Das Marktforschungsunternehmen erwartet zudem einen moderaten Anstieg der Kamerakosten. Die Kosten für das Display sowie mehrere andere Komponenten könnten hingegen etwas günstiger werden, was den Anstieg an anderer Stelle teilweise ausgleichen könnte.

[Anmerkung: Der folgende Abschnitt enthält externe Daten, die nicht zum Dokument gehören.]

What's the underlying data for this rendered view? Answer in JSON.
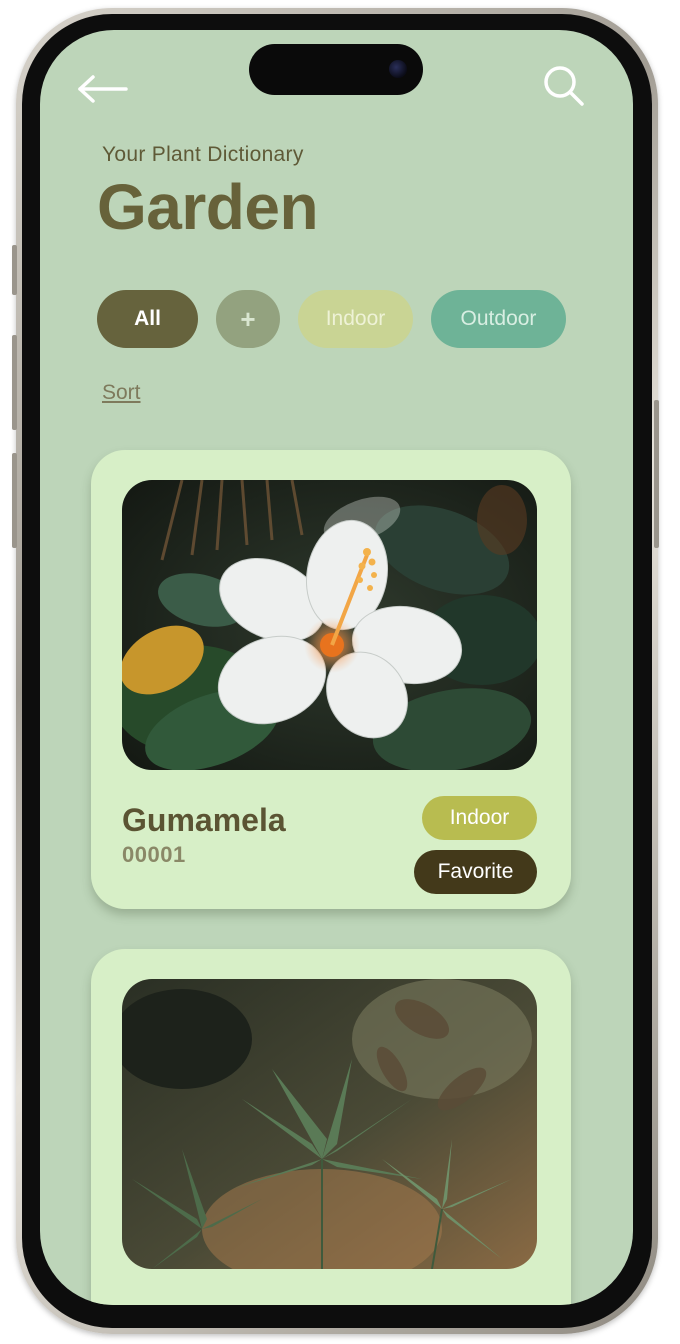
{
  "header": {
    "subtitle": "Your Plant Dictionary",
    "title": "Garden"
  },
  "filters": {
    "all_label": "All",
    "add_label": "+",
    "indoor_label": "Indoor",
    "outdoor_label": "Outdoor"
  },
  "sort_label": "Sort",
  "plants": [
    {
      "name": "Gumamela",
      "id": "00001",
      "tags": [
        "Indoor",
        "Favorite"
      ],
      "image": "white-hibiscus-flower-photo"
    },
    {
      "image": "green-leafy-plant-photo"
    }
  ],
  "icons": {
    "back": "back-arrow-icon",
    "search": "search-icon"
  },
  "colors": {
    "screen_bg": "#bdd5b9",
    "card_bg": "#d7efc7",
    "title": "#67623a",
    "chip_all": "#66633d",
    "chip_add": "#93a27f",
    "chip_indoor": "#c9d494",
    "chip_outdoor": "#6eb397",
    "badge_indoor": "#b8bc50",
    "badge_favorite": "#43391a"
  }
}
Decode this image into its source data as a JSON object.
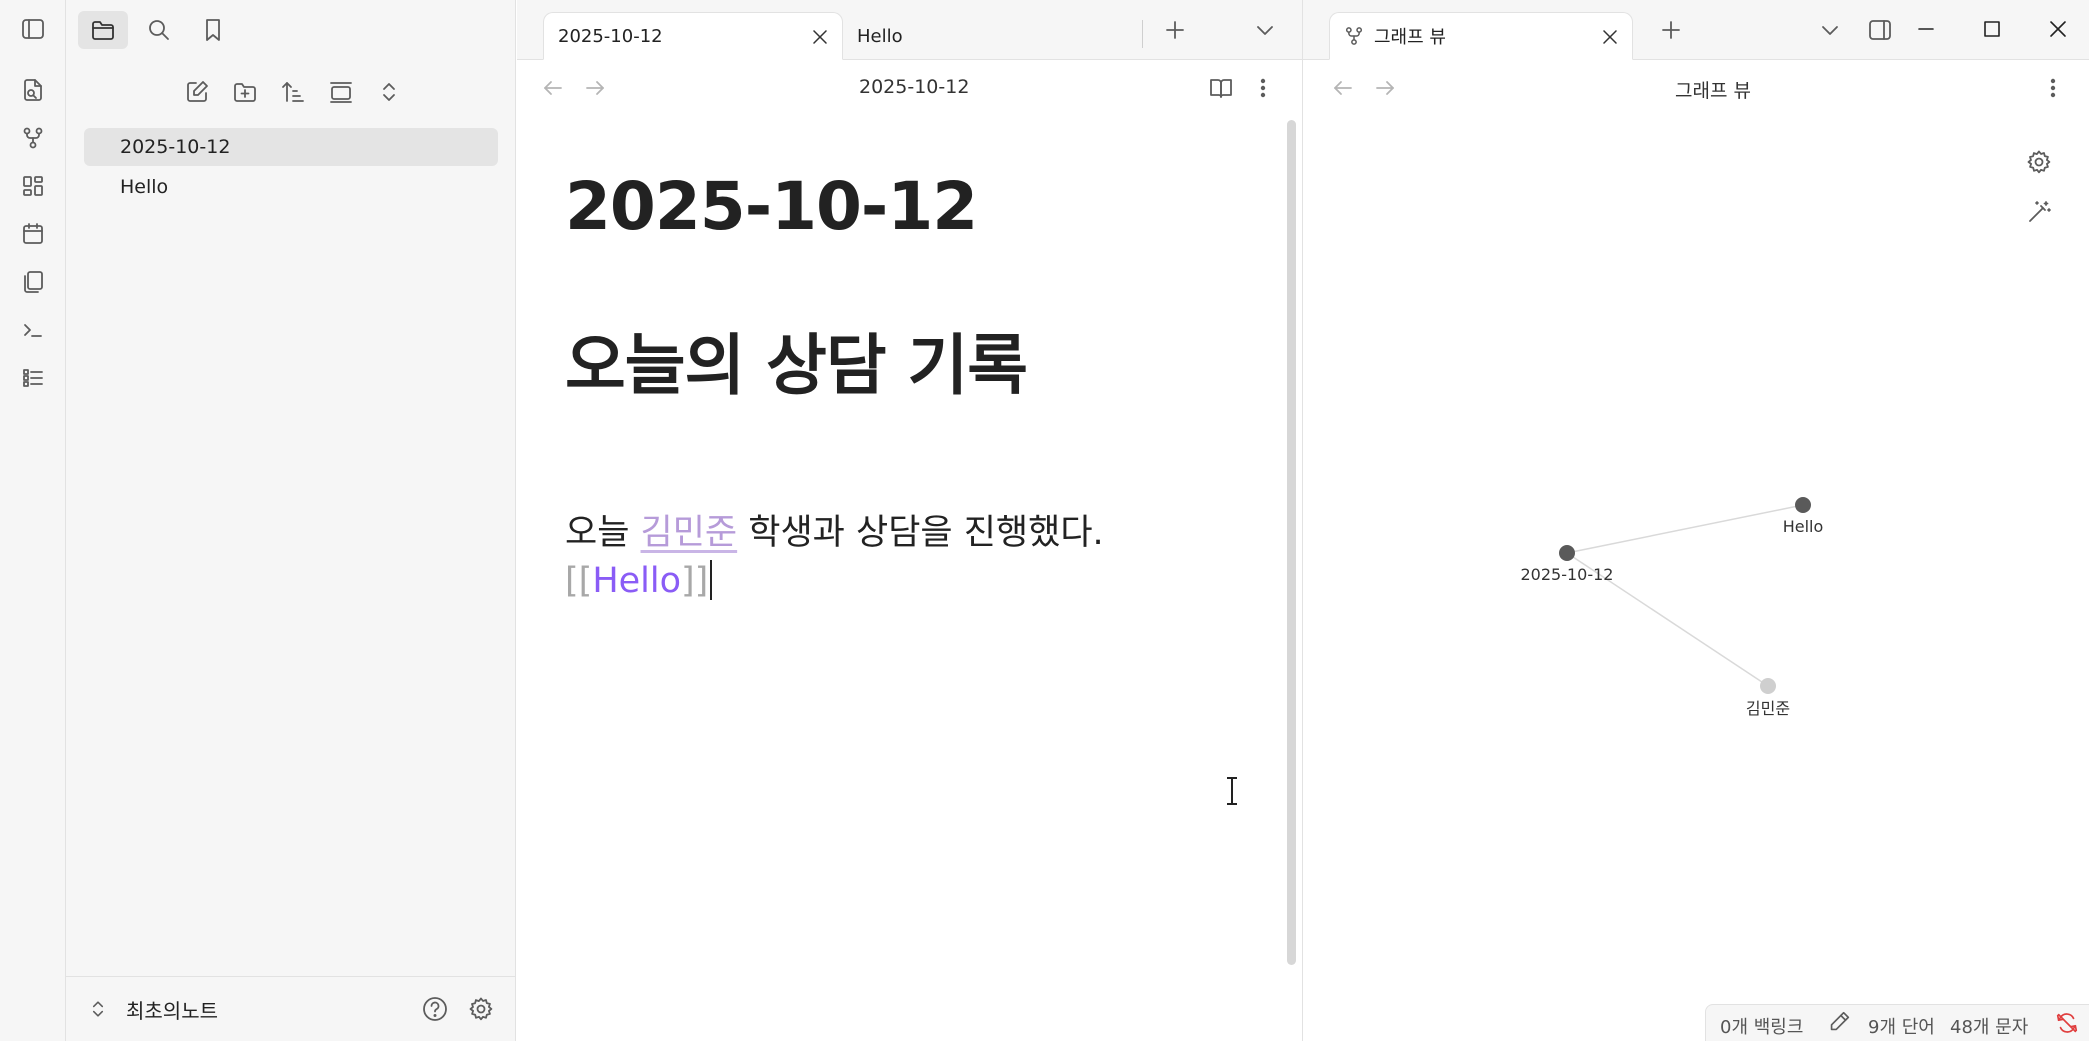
{
  "sidebar": {
    "files": [
      {
        "name": "2025-10-12",
        "active": true
      },
      {
        "name": "Hello",
        "active": false
      }
    ],
    "vault_name": "최초의노트"
  },
  "tabs_left": [
    {
      "label": "2025-10-12",
      "active": true
    },
    {
      "label": "Hello",
      "active": false
    }
  ],
  "tabs_right": [
    {
      "label": "그래프 뷰",
      "active": true
    }
  ],
  "editor": {
    "view_title": "2025-10-12",
    "heading_1": "2025-10-12",
    "heading_2": "오늘의 상담 기록",
    "para_before": "오늘 ",
    "para_link": "김민준",
    "para_after": " 학생과 상담을 진행했다.",
    "wiki_open": "[[",
    "wiki_name": "Hello",
    "wiki_close": "]]"
  },
  "graph": {
    "view_title": "그래프 뷰",
    "nodes": [
      {
        "label": "2025-10-12",
        "resolved": true
      },
      {
        "label": "Hello",
        "resolved": true
      },
      {
        "label": "김민준",
        "resolved": false
      }
    ],
    "edges": [
      [
        "2025-10-12",
        "Hello"
      ],
      [
        "2025-10-12",
        "김민준"
      ]
    ]
  },
  "status": {
    "backlinks": "0개 백링크",
    "words": "9개 단어",
    "chars": "48개 문자"
  },
  "colors": {
    "accent": "#8a5cf6",
    "unresolved_link": "#b69bd9",
    "node": "#5a5a5a",
    "node_unresolved": "#cfcfcf",
    "sync_error": "#e03e3e"
  }
}
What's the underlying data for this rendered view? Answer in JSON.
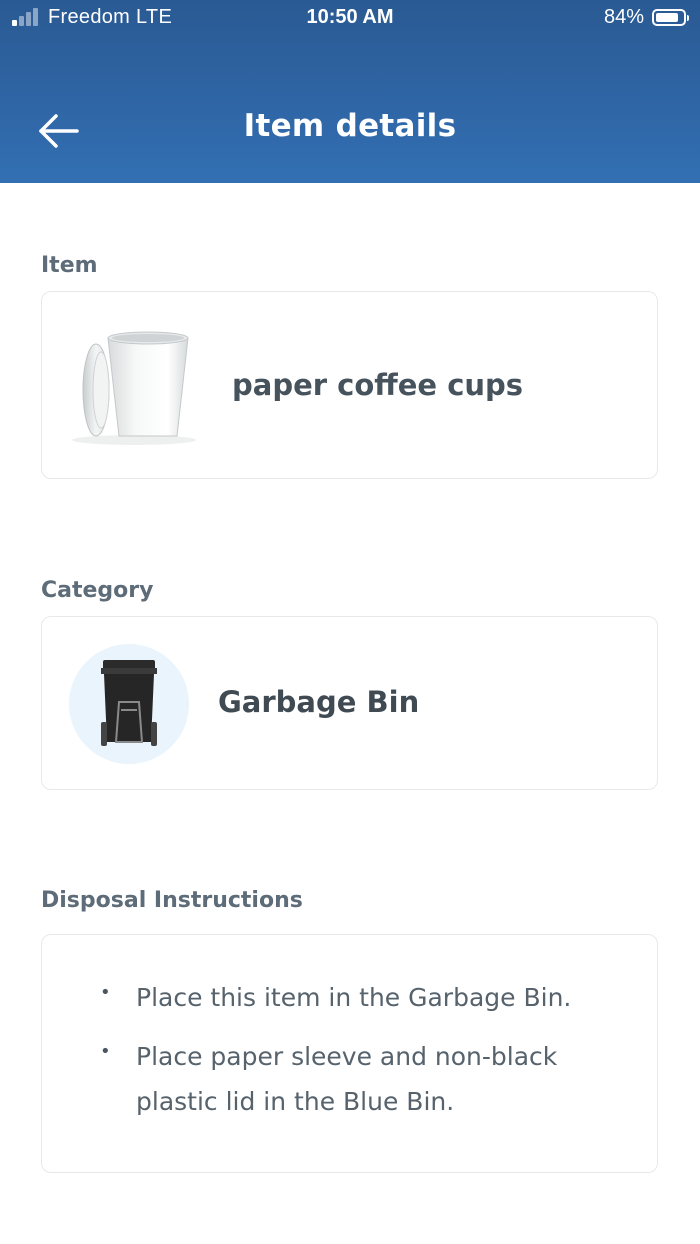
{
  "status_bar": {
    "carrier": "Freedom  LTE",
    "time": "10:50 AM",
    "battery_percent": "84%",
    "battery_level": 0.84,
    "signal_bars_on": 1,
    "signal_bars_total": 4
  },
  "header": {
    "title": "Item details",
    "back_icon": "arrow-left-icon",
    "color": "#2f66a6"
  },
  "item_section": {
    "label": "Item",
    "item_name": "paper coffee cups",
    "image": "paper-coffee-cup-icon"
  },
  "category_section": {
    "label": "Category",
    "category_name": "Garbage Bin",
    "icon": "garbage-bin-icon",
    "icon_background": "#e9f4fc"
  },
  "instructions_section": {
    "label": "Disposal Instructions",
    "items": [
      "Place this item in the Garbage Bin.",
      "Place paper sleeve and non-black plastic lid in the Blue Bin."
    ]
  }
}
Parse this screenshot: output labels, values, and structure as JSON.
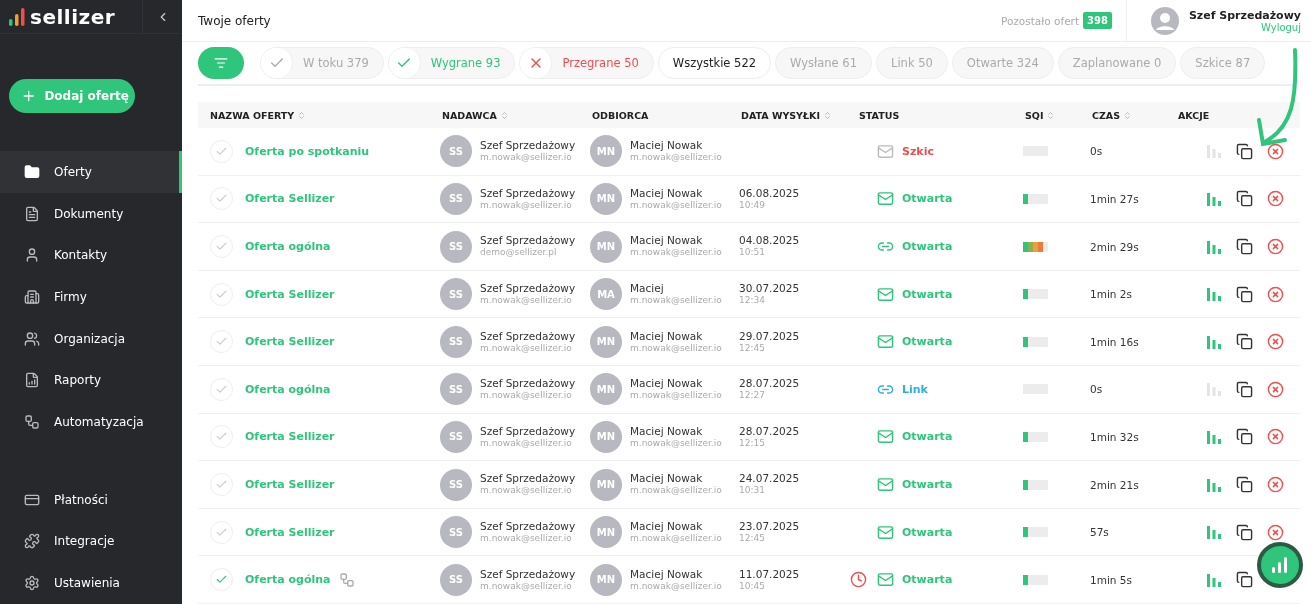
{
  "sidebar": {
    "logo": "sellizer",
    "add_button": "Dodaj ofertę",
    "items": [
      {
        "label": "Oferty",
        "selected": true
      },
      {
        "label": "Dokumenty",
        "selected": false
      },
      {
        "label": "Kontakty",
        "selected": false
      },
      {
        "label": "Firmy",
        "selected": false
      },
      {
        "label": "Organizacja",
        "selected": false
      },
      {
        "label": "Raporty",
        "selected": false
      },
      {
        "label": "Automatyzacja",
        "selected": false
      }
    ],
    "bottom_items": [
      {
        "label": "Płatności",
        "selected": false
      },
      {
        "label": "Integracje",
        "selected": false
      },
      {
        "label": "Ustawienia",
        "selected": false
      }
    ]
  },
  "header": {
    "title": "Twoje oferty",
    "remaining_label": "Pozostało ofert",
    "remaining_count": "398",
    "user_name": "Szef Sprzedażowy",
    "logout": "Wyloguj"
  },
  "filters": [
    {
      "label": "W toku 379",
      "kind": "pending",
      "selected": false
    },
    {
      "label": "Wygrane 93",
      "kind": "won",
      "selected": false
    },
    {
      "label": "Przegrane 50",
      "kind": "lost",
      "selected": false
    },
    {
      "label": "Wszystkie 522",
      "kind": "plain",
      "selected": true
    },
    {
      "label": "Wysłane 61",
      "kind": "plain",
      "selected": false
    },
    {
      "label": "Link 50",
      "kind": "plain",
      "selected": false
    },
    {
      "label": "Otwarte 324",
      "kind": "plain",
      "selected": false
    },
    {
      "label": "Zaplanowane 0",
      "kind": "plain",
      "selected": false
    },
    {
      "label": "Szkice 87",
      "kind": "plain",
      "selected": false
    }
  ],
  "table": {
    "columns": [
      {
        "label": "NAZWA OFERTY",
        "sortable": true
      },
      {
        "label": "NADAWCA",
        "sortable": true
      },
      {
        "label": "ODBIORCA",
        "sortable": false
      },
      {
        "label": "DATA WYSYŁKI",
        "sortable": true
      },
      {
        "label": "STATUS",
        "sortable": false
      },
      {
        "label": "SQI",
        "sortable": true
      },
      {
        "label": "CZAS",
        "sortable": true
      },
      {
        "label": "AKCJE",
        "sortable": false
      }
    ],
    "rows": [
      {
        "checked": false,
        "name": "Oferta po spotkaniu",
        "automation": false,
        "sender_initials": "SS",
        "sender": "Szef Sprzedażowy",
        "sender_email": "m.nowak@sellizer.io",
        "recipient_initials": "MN",
        "recipient": "Maciej Nowak",
        "recipient_email": "m.nowak@sellizer.io",
        "scheduled": false,
        "kind": "draft",
        "color": "#f04d4d",
        "status": "Szkic",
        "level": 0,
        "time": "0s",
        "stats_active": false
      },
      {
        "checked": false,
        "name": "Oferta Sellizer",
        "automation": false,
        "sender_initials": "SS",
        "sender": "Szef Sprzedażowy",
        "sender_email": "m.nowak@sellizer.io",
        "recipient_initials": "MN",
        "recipient": "Maciej Nowak",
        "recipient_email": "m.nowak@sellizer.io",
        "date": "06.08.2025",
        "hour": "10:49",
        "scheduled": false,
        "kind": "mail",
        "color": "#2fc57a",
        "status": "Otwarta",
        "level": 0.2,
        "time": "1min 27s",
        "stats_active": true
      },
      {
        "checked": false,
        "name": "Oferta ogólna",
        "automation": false,
        "sender_initials": "SS",
        "sender": "Szef Sprzedażowy",
        "sender_email": "demo@sellizer.pl",
        "recipient_initials": "MN",
        "recipient": "Maciej Nowak",
        "recipient_email": "m.nowak@sellizer.io",
        "date": "04.08.2025",
        "hour": "10:51",
        "scheduled": false,
        "kind": "link",
        "color": "#2fc57a",
        "status": "Otwarta",
        "level": 0.8,
        "time": "2min 29s",
        "stats_active": true
      },
      {
        "checked": false,
        "name": "Oferta Sellizer",
        "automation": false,
        "sender_initials": "SS",
        "sender": "Szef Sprzedażowy",
        "sender_email": "m.nowak@sellizer.io",
        "recipient_initials": "MA",
        "recipient": "Maciej",
        "recipient_email": "m.nowak@sellizer.io",
        "date": "30.07.2025",
        "hour": "12:34",
        "scheduled": false,
        "kind": "mail",
        "color": "#2fc57a",
        "status": "Otwarta",
        "level": 0.2,
        "time": "1min 2s",
        "stats_active": true
      },
      {
        "checked": false,
        "name": "Oferta Sellizer",
        "automation": false,
        "sender_initials": "SS",
        "sender": "Szef Sprzedażowy",
        "sender_email": "m.nowak@sellizer.io",
        "recipient_initials": "MN",
        "recipient": "Maciej Nowak",
        "recipient_email": "m.nowak@sellizer.io",
        "date": "29.07.2025",
        "hour": "12:45",
        "scheduled": false,
        "kind": "mail",
        "color": "#2fc57a",
        "status": "Otwarta",
        "level": 0.2,
        "time": "1min 16s",
        "stats_active": true
      },
      {
        "checked": false,
        "name": "Oferta ogólna",
        "automation": false,
        "sender_initials": "SS",
        "sender": "Szef Sprzedażowy",
        "sender_email": "m.nowak@sellizer.io",
        "recipient_initials": "MN",
        "recipient": "Maciej Nowak",
        "recipient_email": "m.nowak@sellizer.io",
        "date": "28.07.2025",
        "hour": "12:27",
        "scheduled": false,
        "kind": "link",
        "color": "#2ab0e0",
        "status": "Link",
        "level": 0,
        "time": "0s",
        "stats_active": false
      },
      {
        "checked": false,
        "name": "Oferta Sellizer",
        "automation": false,
        "sender_initials": "SS",
        "sender": "Szef Sprzedażowy",
        "sender_email": "m.nowak@sellizer.io",
        "recipient_initials": "MN",
        "recipient": "Maciej Nowak",
        "recipient_email": "m.nowak@sellizer.io",
        "date": "28.07.2025",
        "hour": "12:15",
        "scheduled": false,
        "kind": "mail",
        "color": "#2fc57a",
        "status": "Otwarta",
        "level": 0.2,
        "time": "1min 32s",
        "stats_active": true
      },
      {
        "checked": false,
        "name": "Oferta Sellizer",
        "automation": false,
        "sender_initials": "SS",
        "sender": "Szef Sprzedażowy",
        "sender_email": "m.nowak@sellizer.io",
        "recipient_initials": "MN",
        "recipient": "Maciej Nowak",
        "recipient_email": "m.nowak@sellizer.io",
        "date": "24.07.2025",
        "hour": "10:31",
        "scheduled": false,
        "kind": "mail",
        "color": "#2fc57a",
        "status": "Otwarta",
        "level": 0.2,
        "time": "2min 21s",
        "stats_active": true
      },
      {
        "checked": false,
        "name": "Oferta Sellizer",
        "automation": false,
        "sender_initials": "SS",
        "sender": "Szef Sprzedażowy",
        "sender_email": "m.nowak@sellizer.io",
        "recipient_initials": "MN",
        "recipient": "Maciej Nowak",
        "recipient_email": "m.nowak@sellizer.io",
        "date": "23.07.2025",
        "hour": "12:45",
        "scheduled": false,
        "kind": "mail",
        "color": "#2fc57a",
        "status": "Otwarta",
        "level": 0.2,
        "time": "57s",
        "stats_active": true
      },
      {
        "checked": true,
        "name": "Oferta ogólna",
        "automation": true,
        "sender_initials": "SS",
        "sender": "Szef Sprzedażowy",
        "sender_email": "m.nowak@sellizer.io",
        "recipient_initials": "MN",
        "recipient": "Maciej Nowak",
        "recipient_email": "m.nowak@sellizer.io",
        "date": "11.07.2025",
        "hour": "10:45",
        "scheduled": true,
        "kind": "mail",
        "color": "#2fc57a",
        "status": "Otwarta",
        "level": 0.2,
        "time": "1min 5s",
        "stats_active": true
      }
    ]
  }
}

Apple dürfte den gesamten Kostenanstieg jedoch nicht auf alle Speicherkonfigurationen gleichermaßen an die Kunden weitergeben. Stattdessen könnte der Konzern aus Cupertino eine ungleichmäßige Preisgestaltung über die verschiedenen Speicherstufen hinweg anwenden, um die Gewinnmargen zu sichern, insbesondere bei den Varianten mit höherer Speicherkapazität. Doch selbst wenn Apple den durchschnittlichen Verkaufspreis des iPhone 18 Pro Max um rund 200 US-Dollar (umgerechnet etwa 19.000 Rupien) anhebt, geht das Forschungsunternehmen davon aus, dass das Smartphone im Vergleich zum iPhone 17 Pro Max dennoch etwas geringere Bruttomargen erzielen könnte.

Zuvor hatte das Marktforschungsunternehmen IDC prognostiziert, dass die iPhone-18-Serie Apples bisher teuerste Smartphone-Reihe werden könnte. Für das iPhone 18 Pro und das iPhone 18 Pro Max werden Preiserhöhungen von bis zu 200 US-Dollar gegenüber den aktuellen Modellen erwartet. Sollte sich das bestätigen, könnte das iPhone 18 Pro zwischen 1.249 US-Dollar (umgerechnet rund 1,18 Lakh Rupien) und 1.299 US-Dollar (umgerechnet rund 1,23 Lakh Rupien) starten, während das iPhone 18 Pro Max zwischen 1.349 US-Dollar (umgerechnet rund 1,28 Lakh Rupien) und 1.399 US-Dollar (umgerechnet rund 1,32 Lakh Rupien) kosten könnte.